悲しみに暮れマンデー

 月曜、久しぶりに恋愛ドラマを見た。「今日は帰ったら絶対にドラマを見る、残業とかは絶対にしませんよ今日は」と思いながら仕事をこなしてしっかりと残業をしつつも、放送時間の30分前にはばっちりスタンバイは完了していた。こうしてドラマに向き合うのは半沢直樹以来だったと思う。

 かいつまんでドラマの内容をいうと、恋愛未経験の27歳女子が恋愛刹那主義(いいように謳っているが誰とでも寝るの意)のシェフと恋に落ちる的なあらすじだった。
 楽しみにしていた理由は主演が私の好きなアイドルで、ヒロイン(こっちが主演?)もこれまた私の好きな女優さんだったからである。私は好きなアイドルが恋愛ドラマをやるのには全然大歓迎、むしろもっとやってください派のファンなので本当に楽しみだった。
 あとは、私の顔が主演の女優さんとは似ても似つかないという点を除いて、ヒロインと共通項が多かったというのも惹かれた理由の一つだ。

 このドラマの制作が発表されてから、一日一日と待ち遠しくて、その間にも楽しいことは多くあったのだけれど、とにかく特別格段に楽しみにしていた。月曜をるんるん気分で迎えたのは、バイトと部活に追われて月曜しか一日休みがなかった大学時代以来だったと思う。

 結果、かなり物足りない気持ちで第一話を見終えた。これは100%物語の受け取り手である私に原因があって、ドラマ自体はなにも悪くないと思う。Twitterで検索してみたらすこぶる好評だったから、私の受け取り方が良くなかったのだと確信した。

 原因はいくつかあると思う。1つはドラマを見ることが久しぶりで、ドラマ独特のテンポについていけなかったこと。
 第一話の1時間ちょっとの間でヒロインは主演のシェフと出会い、過去に恋焦がれていた先輩と再会し、過去に恋焦がれていた先輩に失恋し、過去に恋焦がれていた先輩の結婚式二次会の司会を務め上げ、主演のシェフとはハグされる関係性に発展していた。現実の時間軸(1時間ちょっと)で描き切るスピード感で合ってる???と途中から頭は軽パニックを起こしていた。

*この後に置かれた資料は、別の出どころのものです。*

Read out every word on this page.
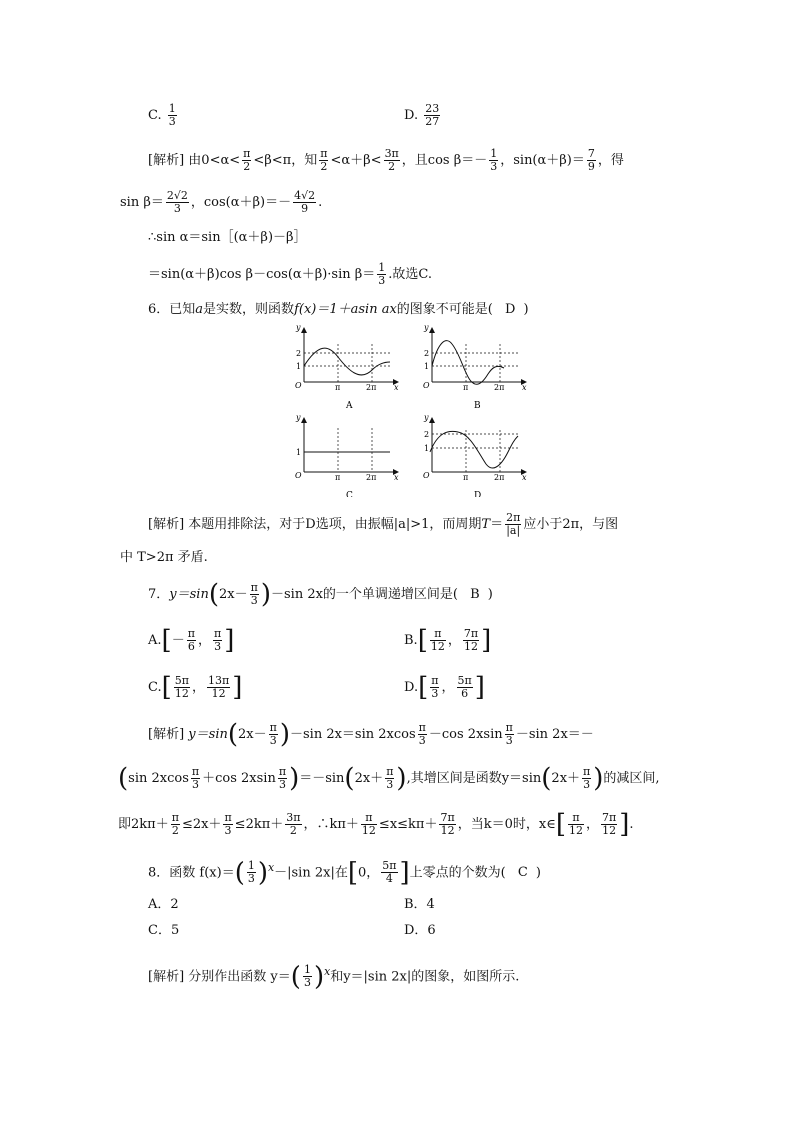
C. $\frac{1}{3}$	D. $\frac{23}{27}$
[解析] 由$0<\alpha< \frac{\pi}{2} <\beta<\pi$，知 $\frac{\pi}{2} <\alpha+\beta< \frac{3\pi}{2}$ ，且$\cos \beta=- \frac{1}{3}$ ，$\sin(\alpha+\beta)= \frac{7}{9}$ ，得
$\sin \beta= \frac{2√2}{3}$ ，$\cos(\alpha+\beta)=- \frac{4√2}{9}$ .
∴sin α＝sin［(α＋β)－β］
＝sin(α＋β)cos β－cos(α＋β)·sin $\beta= \frac{1}{3}$ .故选C.
6．已知a是实数，则函数f(x)＝1＋asin ax的图象不可能是( D )
y
x
O
2
1
π	2π
A
y
x
O
2
1
π	2π
B
y
x
O
1
π	2π
C
y
x
O
2
1
π	2π
D
[解析] 本题用排除法，对于D选项，由振幅|a|>1，而周期$T= \frac{2\pi}{|a|}$ 应小于2π，与图
中 T>2π 矛盾.
7．$y=\sin(2x- \frac{\pi}{3} )-\sin$ 2x的一个单调递增区间是( B )
$A.[- \frac{\pi}{6}$ ， $\frac{\pi}{3}$ ]	$B.[ \frac{\pi}{12}$ ， $\frac{7\pi}{12}$ ]
$C.[ \frac{5\pi}{12}$ ， $\frac{13\pi}{12}$ ]	$D.[ \frac{\pi}{3}$ ， $\frac{5\pi}{6}$ ]
[解析] $y=\sin(2x- \frac{\pi}{3} )-\sin$ 2x＝sin $2xcos \frac{\pi}{3} -\cos$ $2xsin \frac{\pi}{3} -\sin$ 2x＝－
(sin $2xcos \frac{\pi}{3} +\cos$ $2xsin \frac{\pi}{3} )=-\sin(2x+ \frac{\pi}{3}$ ),其增区间是函数$y=\sin(2x+ \frac{\pi}{3}$ )的减区间,
即$2k\pi+ \frac{\pi}{2} \le 2x+ \frac{\pi}{3} \le 2k\pi+ \frac{3\pi}{2}$ ，∴kπ＋ $\frac{\pi}{12} \le x\le k\pi+ \frac{7\pi}{12}$ ，当k＝0时，x∈[ $\frac{\pi}{12}$ ， $\frac{7\pi}{12}$ ].
8．函数 $f(x)=( \frac{1}{3} )^x-|\sin$ 2x|在[0， $\frac{5\pi}{4}$ ]上零点的个数为( C )
A．2	B．4
C．5	D．6
[解析] 分别作出函数 $y=( \frac{1}{3} )^x$和y＝|sin 2x|的图象，如图所示.
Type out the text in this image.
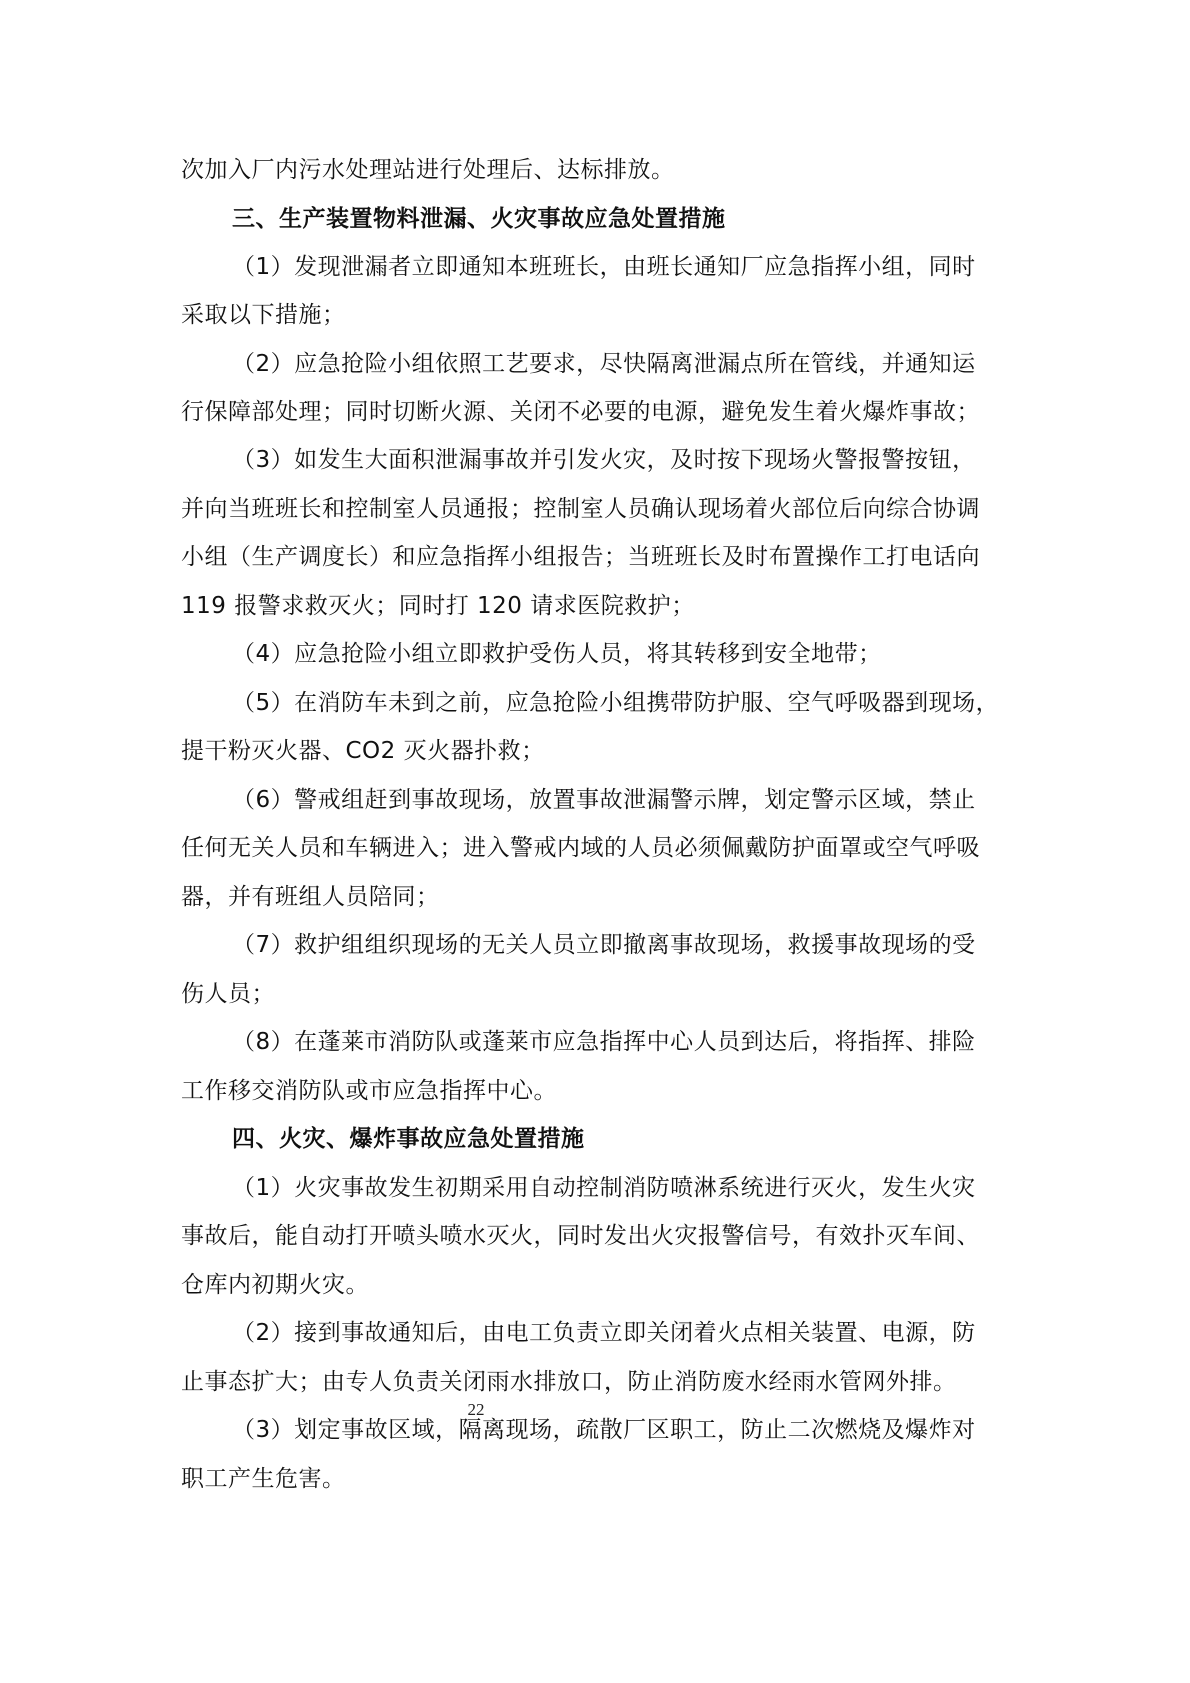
次加入厂内污水处理站进行处理后、达标排放。
三、生产装置物料泄漏、火灾事故应急处置措施
（1）发现泄漏者立即通知本班班长，由班长通知厂应急指挥小组，同时
采取以下措施；
（2）应急抢险小组依照工艺要求，尽快隔离泄漏点所在管线，并通知运
行保障部处理；同时切断火源、关闭不必要的电源，避免发生着火爆炸事故；
（3）如发生大面积泄漏事故并引发火灾，及时按下现场火警报警按钮，
并向当班班长和控制室人员通报；控制室人员确认现场着火部位后向综合协调
小组（生产调度长）和应急指挥小组报告；当班班长及时布置操作工打电话向
119 报警求救灭火；同时打 120 请求医院救护；
（4）应急抢险小组立即救护受伤人员，将其转移到安全地带；
（5）在消防车未到之前，应急抢险小组携带防护服、空气呼吸器到现场，
提干粉灭火器、CO2 灭火器扑救；
（6）警戒组赶到事故现场，放置事故泄漏警示牌，划定警示区域，禁止
任何无关人员和车辆进入；进入警戒内域的人员必须佩戴防护面罩或空气呼吸
器，并有班组人员陪同；
（7）救护组组织现场的无关人员立即撤离事故现场，救援事故现场的受
伤人员；
（8）在蓬莱市消防队或蓬莱市应急指挥中心人员到达后，将指挥、排险
工作移交消防队或市应急指挥中心。
四、火灾、爆炸事故应急处置措施
（1）火灾事故发生初期采用自动控制消防喷淋系统进行灭火，发生火灾
事故后，能自动打开喷头喷水灭火，同时发出火灾报警信号，有效扑灭车间、
仓库内初期火灾。
（2）接到事故通知后，由电工负责立即关闭着火点相关装置、电源，防
止事态扩大；由专人负责关闭雨水排放口，防止消防废水经雨水管网外排。
（3）划定事故区域，隔离现场，疏散厂区职工，防止二次燃烧及爆炸对
职工产生危害。
22
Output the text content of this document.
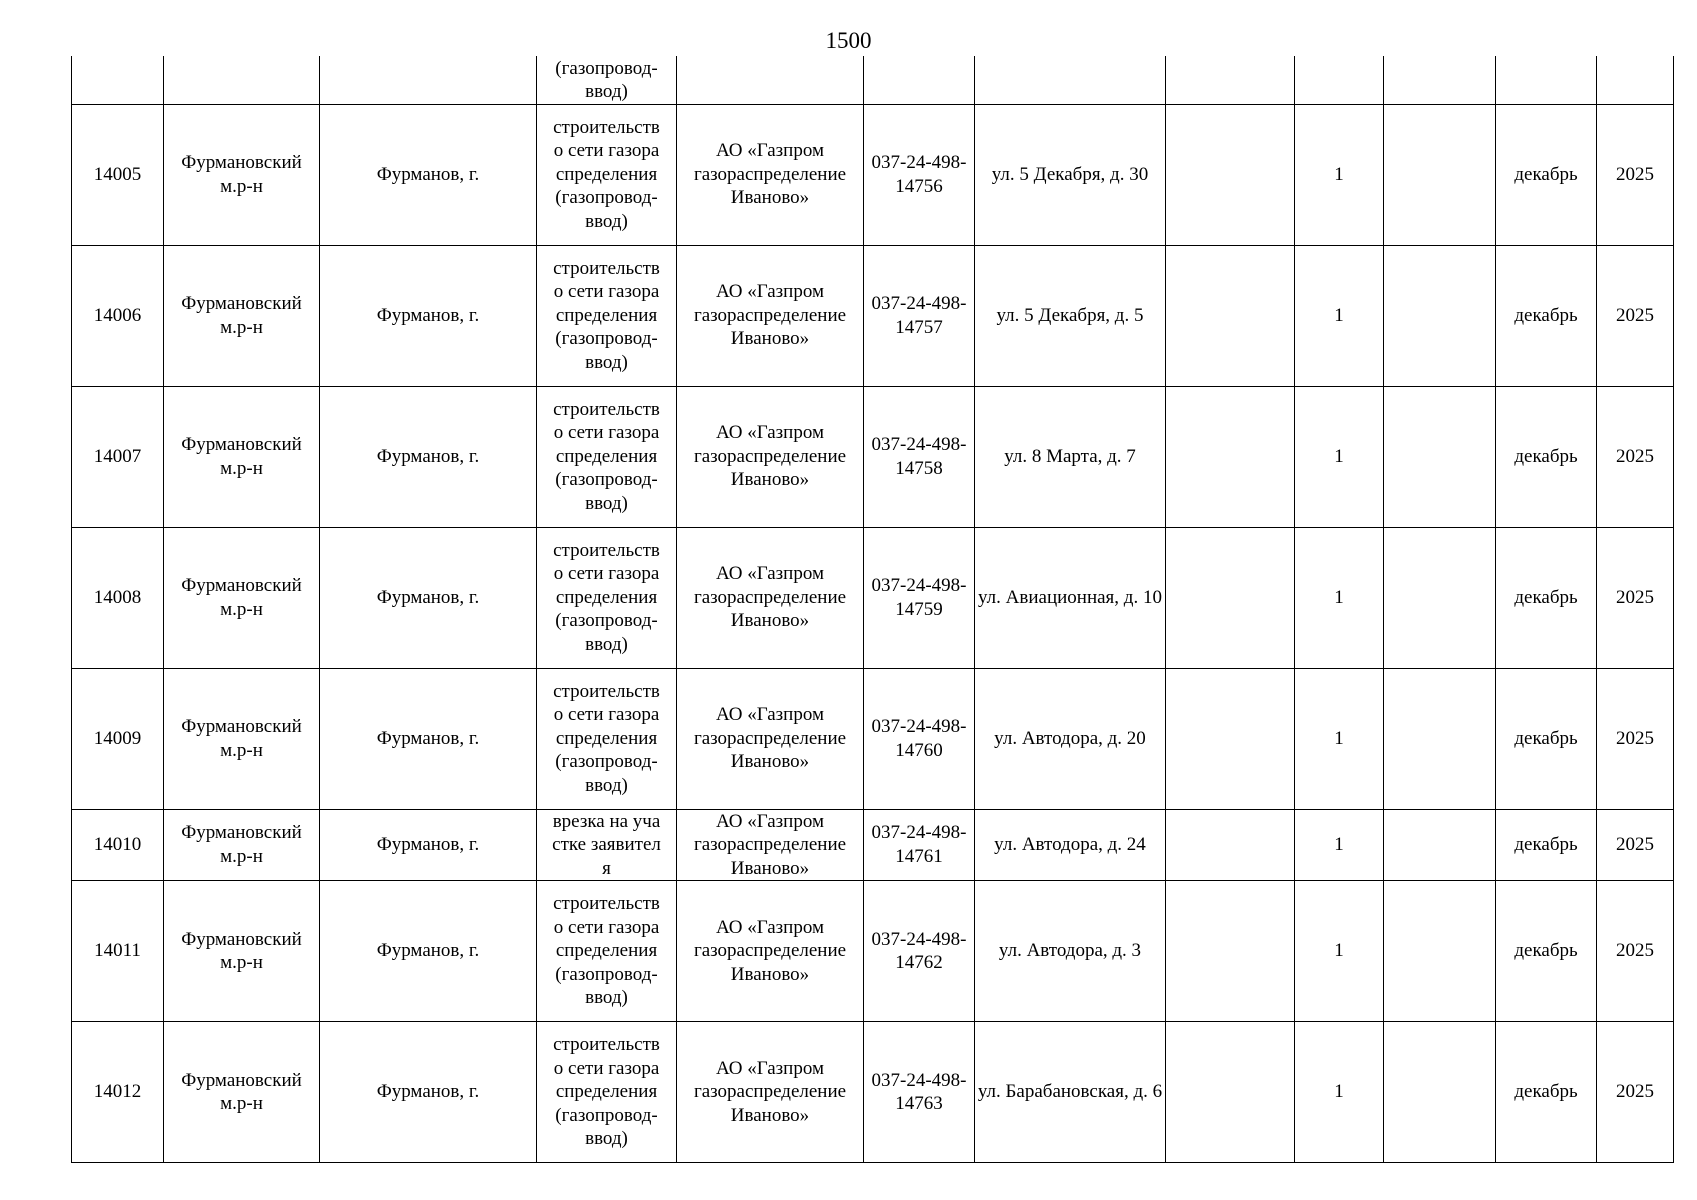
1500
			(газопровод-
ввод)								
14005	Фурмановский м.р-н	Фурманов, г.	строительство сети газораспределения (газопровод-ввод)	АО «Газпром газораспределение Иваново»	037-24-498-14756	ул. 5 Декабря, д. 30		1		декабрь	2025
14006	Фурмановский м.р-н	Фурманов, г.	строительство сети газораспределения (газопровод-ввод)	АО «Газпром газораспределение Иваново»	037-24-498-14757	ул. 5 Декабря, д. 5		1		декабрь	2025
14007	Фурмановский м.р-н	Фурманов, г.	строительство сети газораспределения (газопровод-ввод)	АО «Газпром газораспределение Иваново»	037-24-498-14758	ул. 8 Марта, д. 7		1		декабрь	2025
14008	Фурмановский м.р-н	Фурманов, г.	строительство сети газораспределения (газопровод-ввод)	АО «Газпром газораспределение Иваново»	037-24-498-14759	ул. Авиационная, д. 10		1		декабрь	2025
14009	Фурмановский м.р-н	Фурманов, г.	строительство сети газораспределения (газопровод-ввод)	АО «Газпром газораспределение Иваново»	037-24-498-14760	ул. Автодора, д. 20		1		декабрь	2025
14010	Фурмановский м.р-н	Фурманов, г.	врезка на участке заявителя	АО «Газпром газораспределение Иваново»	037-24-498-14761	ул. Автодора, д. 24		1		декабрь	2025
14011	Фурмановский м.р-н	Фурманов, г.	строительство сети газораспределения (газопровод-ввод)	АО «Газпром газораспределение Иваново»	037-24-498-14762	ул. Автодора, д. 3		1		декабрь	2025
14012	Фурмановский м.р-н	Фурманов, г.	строительство сети газораспределения (газопровод-ввод)	АО «Газпром газораспределение Иваново»	037-24-498-14763	ул. Барабановская, д. 6		1		декабрь	2025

 これに関連した原因ではあるけれども、小説を書くことが習慣付いたこともちょっとは影響している気がしている。私の場合だけれどワンシーンを書くのに何日も悩んで書いては消し書いては消しを繰り返し、現在書いている話でいうと、原稿用紙40枚ちょっとで主人公はまだほとんど、誰ともなにも発展していない。(良し悪しは審査員のみぞ知るところではあるのだけれど)私の書く話は総じてこういう話が多いから、色々なシーンや人間模様が詰め込まれているドラマを久しぶりに体感して、それらを放送時間内に自分の中で消化しきれなかった。

 あとは単純に、恋愛経験がほとんどないままこの歳になってしまったからというのも大きい。ヒロインも27歳で恋愛経験なしだという設定だけれども、27年間なにもなかった女が急に出会ったばかりの男に「なぐさめてあげようか?」などと言われて抱きしめられることなんて100ない。100ないのである。いや、顔が可愛かったりスタイルが良かったり愛嬌があったりすればあるのかもしれない。私はその特徴のどれも持っていないから、100ないとさせていただく。こういう経験のなさが、ドラマの多くのシーンを斜めに見させるのである。

 期待通り楽しめなかったことが悔しくて悲しくて、どうしても恋人が欲しいとかではないのに、もう一生恋愛することはないんだと謎ネガティブを発動させて眠りについた。ここ最近でいちばん浅い眠りだった。
 翌日、同じ職場のパートさんにお昼ご飯を食べながらその話をしたら「それは歳をとった証拠だよ」と言われた。私だけじゃないんだと安心した。安心したと同時に、私だけが感じている特別な感情ではなかったのだと、なぜかちょっとだけ、ほんのちょっとだけ残念な気持ちが沸き上がった。

あと恋人は一生できなくてもいいから小説家になりたいと思った。